La cuestión es que estamos viviendo este proceso con las manos preocupadas porque sentimos que esta idea que un día era un niño en una cuna, hoy es arena caliente en nuestras manos. Sentimos que dentro de un tiempo no podremos disfrutar de imaginar cómo será, aunque disfrutaremos de verlo ser. Las reuniones, los espacios, los ratos de guion y el vacío que existe entre la desesperación y la idea, son todos los nombres que le ponemos a nuestro calendario agujereado. Para dos (permítannos) niños de veintiuno y veintidós años, este año es el de nuestras graduaciones. Pero claro, en nuestro caso estamos graduándonos, trabajando, comprometidos con nuestros proyectos personales y soplando las boquillas de los fl o t a d o re s d e n u e s t r a s p e r s o n a s queridas. Porque, al fin y al cabo, el artista se somete a su obra. Y a la de sus hermanos. Hace poco, nos decíamos que los artistas somos las únicas personas a las que nos importa más nuestra obra que nuestra vida. Nos importa más la transmisión del mensaje que las consecuencias personales que tengan. Y, mientras, sobrevivimos gracias a esos que soplan la boquilla de nuestro flotador.

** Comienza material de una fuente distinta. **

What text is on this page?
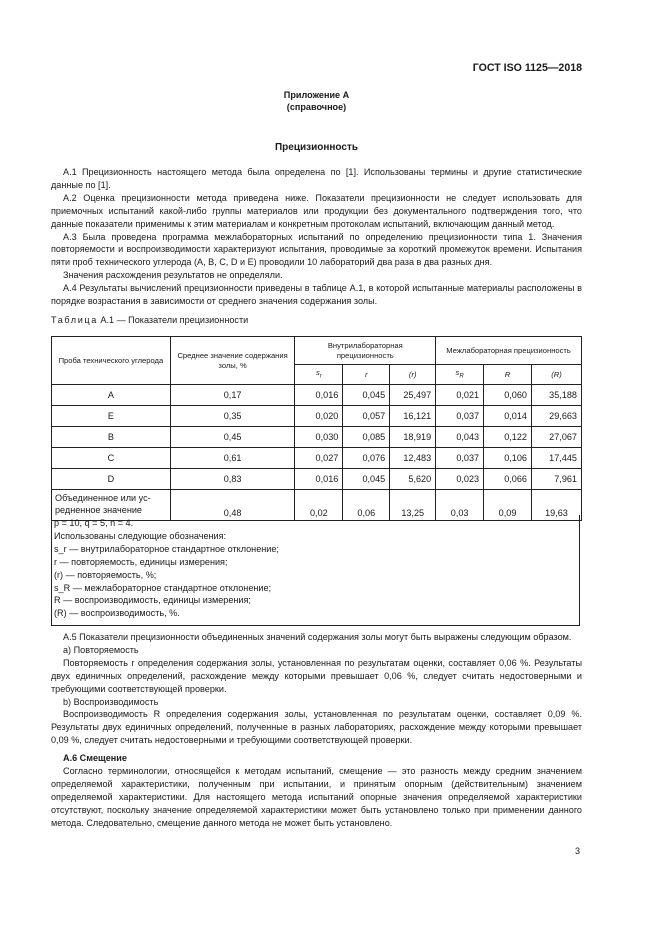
ГОСТ ISO 1125—2018
Приложение А
(справочное)
Прецизионность

А.1 Прецизионность настоящего метода была определена по [1]. Использованы термины и другие статистические данные по [1].

А.2 Оценка прецизионности метода приведена ниже. Показатели прецизионности не следует использовать для приемочных испытаний какой-либо группы материалов или продукции без документального подтверждения того, что данные показатели применимы к этим материалам и конкретным протоколам испытаний, включающим данный метод.

А.3 Была проведена программа межлабораторных испытаний по определению прецизионности типа 1. Значения повторяемости и воспроизводимости характеризуют испытания, проводимые за короткий промежуток времени. Испытания пяти проб технического углерода (А, В, С, D и Е) проводили 10 лабораторий два раза в два разных дня.

Значения расхождения результатов не определяли.

А.4 Результаты вычислений прецизионности приведены в таблице А.1, в которой испытанные материалы расположены в порядке возрастания в зависимости от среднего значения содержания золы.

Таблица А.1 — Показатели прецизионности
Проба технического углерода	Среднее значение содержания золы, %	Внутрилабораторная прецизионность			Межлабораторная прецизионность		
		$s_r$	r	(r)	$s_R$	R	(R)
A	0,17	0,016	0,045	25,497	0,021	0,060	35,188
E	0,35	0,020	0,057	16,121	0,037	0,014	29,663
B	0,45	0,030	0,085	18,919	0,043	0,122	27,067
C	0,61	0,027	0,076	12,483	0,037	0,106	17,445
D	0,83	0,016	0,045	5,620	0,023	0,066	7,961

Объединенное или ус-
редненное значение	0,48	0,02	0,06	13,25	0,03	0,09	19,63
p = 10, q = 5, n = 4.
Использованы следующие обозначения:
s_r — внутрилабораторное стандартное отклонение;
r — повторяемость, единицы измерения;
(r) — повторяемость, %;
s_R — межлабораторное стандартное отклонение;
R — воспроизводимость, единицы измерения;
(R) — воспроизводимость, %.

А.5 Показатели прецизионности объединенных значений содержания золы могут быть выражены следующим образом.

a) Повторяемость

Повторяемость r определения содержания золы, установленная по результатам оценки, составляет 0,06 %. Результаты двух единичных определений, расхождение между которыми превышает 0,06 %, следует считать недостоверными и требующими соответствующей проверки.

b) Воспроизводимость

Воспроизводимость R определения содержания золы, установленная по результатам оценки, составляет 0,09 %. Результаты двух единичных определений, полученные в разных лабораториях, расхождение между которыми превышает 0,09 %, следует считать недостоверными и требующими соответствующей проверки.

А.6 Смещение

Согласно терминологии, относящейся к методам испытаний, смещение — это разность между средним значением определяемой характеристики, полученным при испытании, и принятым опорным (действительным) значением определяемой характеристики. Для настоящего метода испытаний опорные значения определяемой характеристики отсутствуют, поскольку значение определяемой характеристики может быть установлено только при применении данного метода. Следовательно, смещение данного метода не может быть установлено.

3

A todo esto, Pepe…, que aprieta, impulsa y cree con un cariño excepcional. Nosotros, a veces, no le correspondemos tanto como nos gustaría. Tampoco sabemos si en algún momento se podrá dar por satisfecha la correspondencia. Que esté atento y pendiente de nosotros nos supone la gran responsabilidad de aprovechar la oportunidad, un regalo tan grande que nunca parece correspondiente y del que cuesta sentirse merecedor. Y al mismo tiempo que lidiamos con esta sensación, nos exprimimos por disfrutar cada momento y por exprimirlo todo de cada palabra que nos dice. Como él dice, tenemos un proyecto “con una identidad distinta” y no queremos que eso se pierda por nada del mundo.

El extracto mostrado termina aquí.